It’s time for industry and young people to step up to the skills table according to the boss of Shropshire’s most advanced training centre.
Matt Snelson, Managing Director of the Marches Centre of Manufacturing & Technology (MCMT), used the £4m facility’s first birthday to issue a major call to arms for local firms, schools and pupils to take full advantage of the courses and capabilities now on offer in Bridgnorth.
He believes that the employer-led consortium has fulfilled its part of the bargain by tailoring trailblazer apprenticeship courses to generate the engineers of the future and assembling an array of technical partners that can give SMEs access to machinery and ‘tech’ usually outside of their financial reach.
More than 200 delegates heard how the MCMT had met its initial targets of apprentices and upskilling opportunities, yet the bigger challenge awaits with apprenticeship recruitment ramping up rapidly and a commitment to deliver hundreds of upskilling courses.
“There’s an old saying that ‘build it and they will come’…well now is the time for industry, our schools, parents and people – both young and old – to prove that theory,” explained Matt Snelson.

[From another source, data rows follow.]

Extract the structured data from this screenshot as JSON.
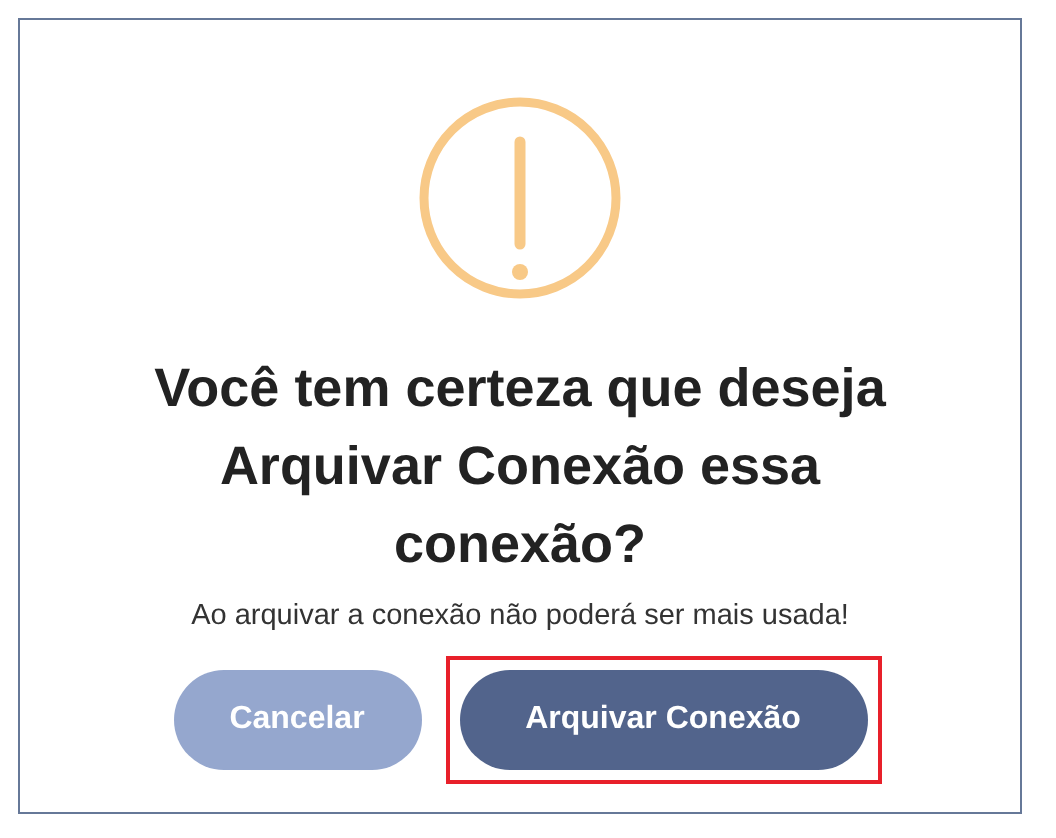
{
  "dialog": {
    "title_lines": [
      "Você tem certeza que deseja",
      "Arquivar Conexão essa",
      "conexão?"
    ],
    "message": "Ao arquivar a conexão não poderá ser mais usada!",
    "buttons": [
      {
        "label": "Cancelar",
        "kind": "secondary",
        "highlighted": false
      },
      {
        "label": "Arquivar Conexão",
        "kind": "primary",
        "highlighted": true
      }
    ]
  }
}
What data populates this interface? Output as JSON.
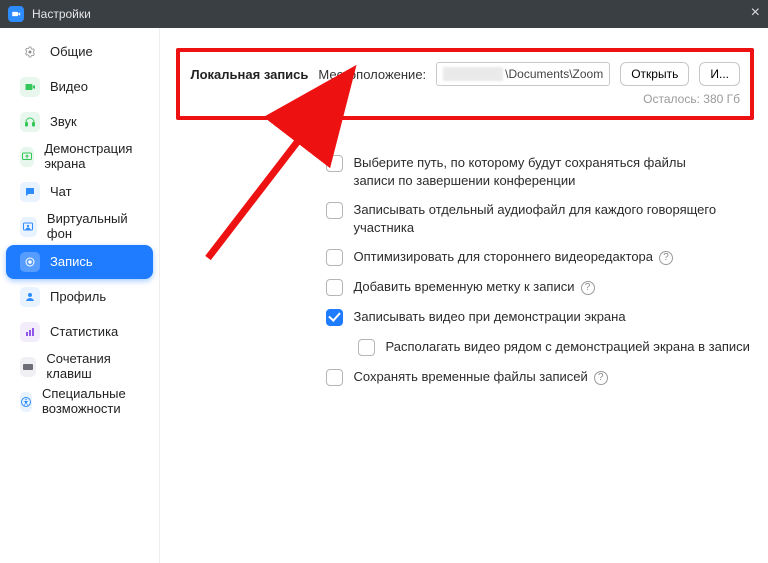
{
  "window": {
    "title": "Настройки"
  },
  "sidebar": {
    "items": [
      {
        "label": "Общие",
        "color": "#e9e9e9",
        "iconFill": "#8f8f8f"
      },
      {
        "label": "Видео",
        "color": "#e8f7ee",
        "iconFill": "#34c759"
      },
      {
        "label": "Звук",
        "color": "#e8f7ee",
        "iconFill": "#34c759"
      },
      {
        "label": "Демонстрация экрана",
        "color": "#e8f7ee",
        "iconFill": "#34c759"
      },
      {
        "label": "Чат",
        "color": "#e9f2ff",
        "iconFill": "#2D8CFF"
      },
      {
        "label": "Виртуальный фон",
        "color": "#e9f2ff",
        "iconFill": "#2D8CFF"
      },
      {
        "label": "Запись",
        "color": "#ffffff",
        "iconFill": "#ffffff"
      },
      {
        "label": "Профиль",
        "color": "#e9f2ff",
        "iconFill": "#2D8CFF"
      },
      {
        "label": "Статистика",
        "color": "#f2ecfb",
        "iconFill": "#8e55e9"
      },
      {
        "label": "Сочетания клавиш",
        "color": "#efeff4",
        "iconFill": "#6e6e78"
      },
      {
        "label": "Специальные возможности",
        "color": "#e9f2ff",
        "iconFill": "#2D8CFF"
      }
    ]
  },
  "local": {
    "section_title": "Локальная запись",
    "location_label": "Местоположение:",
    "path_visible": "\\Documents\\Zoom",
    "open_btn": "Открыть",
    "change_btn": "И...",
    "remaining": "Осталось: 380 Гб"
  },
  "options": [
    {
      "label": "Выберите путь, по которому будут сохраняться файлы записи по завершении конференции",
      "checked": false
    },
    {
      "label": "Записывать отдельный аудиофайл для каждого говорящего участника",
      "checked": false
    },
    {
      "label": "Оптимизировать для стороннего видеоредактора",
      "checked": false,
      "help": true
    },
    {
      "label": "Добавить временную метку к записи",
      "checked": false,
      "help": true
    },
    {
      "label": "Записывать видео при демонстрации экрана",
      "checked": true
    },
    {
      "label": "Располагать видео рядом с демонстрацией экрана в записи",
      "checked": false,
      "indent": true
    },
    {
      "label": "Сохранять временные файлы записей",
      "checked": false,
      "help": true
    }
  ],
  "colors": {
    "accent": "#1f7cff",
    "highlight": "#e11"
  }
}
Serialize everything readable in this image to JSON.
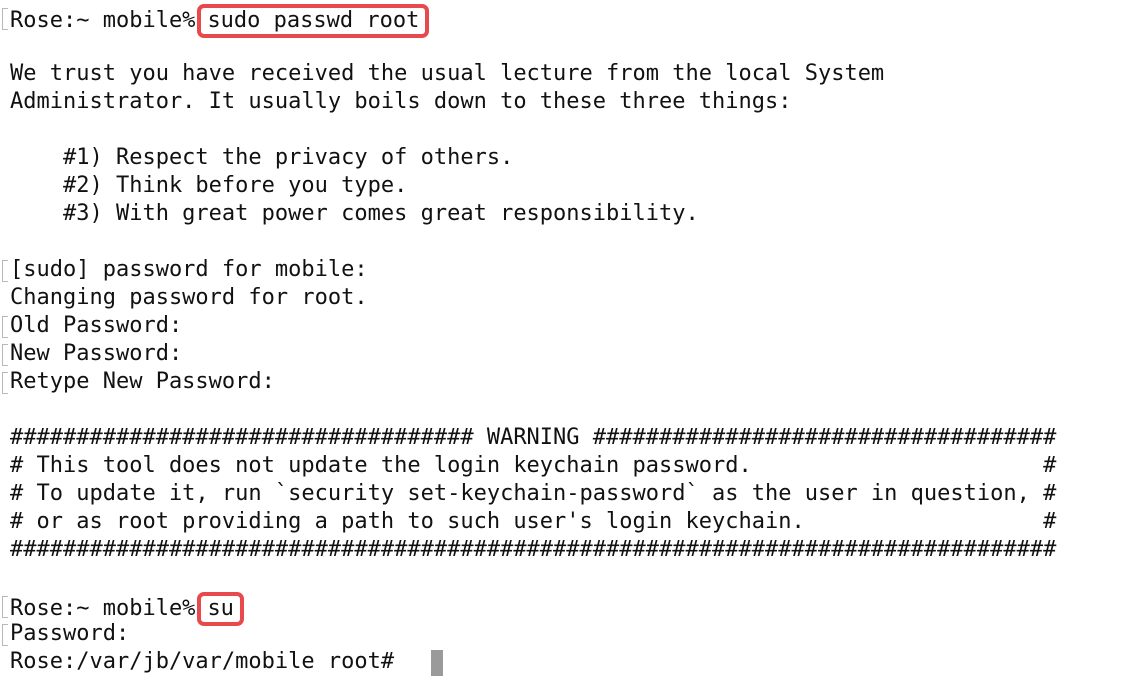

“The first twelve months have been fantastic, but we don’t have the time to sit back and reflect on what we’ve achieved. We have strong targets to meet and there is still a real problem with skills in engineering and manufacturing, with many experts predicting firms experience – on average – a near 12% churn in staff every year.”
He continued: “What this means in layman’s terms is that companies will need to replace the workers they are losing and should to be looking to recruit a minimum of three apprentices per hundred employees each year in order to just stand still.
“Equally important is the need to futureproof your workforce to ensure they have the skills you are going to require in the longer-term. That’s exactly what we are offering at MCMT with a lot of the equipment being the same as the technology our apprentices will be operating when they go out on to the employer’s shopfloor and engineering functions.
“We believe we have put together the best trainers, the best equipment and the best courses, but we are also more than happy to hear from employers about new things we can offer. You need us and we need you, in order to ensure we continue to offer this essential training provision in Shropshire.”
The Marches Centre of Manufacturing & Technology is an employer-led consortium of Classic Motor Cars, Grainger & Worrall, Salop Design & Engineering and In-Comm Training and has received £1.9m of Government Growth Deal funding via the Marches LEP to bring the concept into reality.
It operates two state-of-the-art facilities in Bridgnorth and Shrewsbury and was set-up to help bridge the skills and competency gaps found in local industry, providing apprentices and thousands of upskilling opportunities between now and 2020.
MCMT marked its one-year anniversary by celebrating the achievements of its first cohort of students, who will now go on to spend four days per week at their employer as part of the next stage of their apprenticeships.
All of the apprentices passed their first year and have also supported a special Engineering Club for Kids and a number of activities designed to promote a career in industry, including school talks and interviews with the press and TV.
Matthew concluded: “When we opened in 2017, people said we must be so proud of what we have achieved. I disagreed at the time as it was just the start.
“Looking at our first cohort and how much they have developed in twelve months, not to mention the potential they have to make a massive impact in industry…that’s what makes us all proud.”
Apprenticeships aren’t just for teenagers
Shaun Macken is proving that there is no age constraint to becoming an apprentice having just enrolled on a maintenance mechatronics engineering trailblazer at the age of 36 years-old.
He’s only eight weeks into his current course and has already used previous experience to fly through the first tasks and is now looking forward to testing his skills on the MCMT’s £1m CNC Zone, which features 3 and 5-axis machines.
“I’ve had a few different jobs and as long as I had enough money to go out with my mates and a few holidays a year I was quite happy,” pointed out Shaun.
“That all changed when my little girl arrived in 2016. I now had someone else to provide for and I wanted to actually look at developing a career as opposed to just doing a job. Obviously, it’s not as easy as that.”
He went on to add: “Attending careers fairs at my age was a little daunting, but I knew if I managed to get in front of an employer I’d be able to convince them to give me a chance and that’s what happened with household product manufacturer CEDO in Telford.”
Shaun admits the first few days were quite difficult at MCMT, with most of the other cohort half his age, but that soon changed as soon they were all learning and doing the same things.
“A lot of my jokes go over their heads and I don’t think many of them have seen Back To The Future, but now I’m just seen as another member of the cohort. My previous jobs probably give me a practical advantage, although the youngsters certainly have the edge with maths and some of the new technology we will be using.”
He concluded: “It’s all about the bigger picture. I’m learning lots of new skills that will help me become a Maintenance Engineer and then I can keep developing and moving up the career ladder. Hopefully, making my little girl proud along the way.”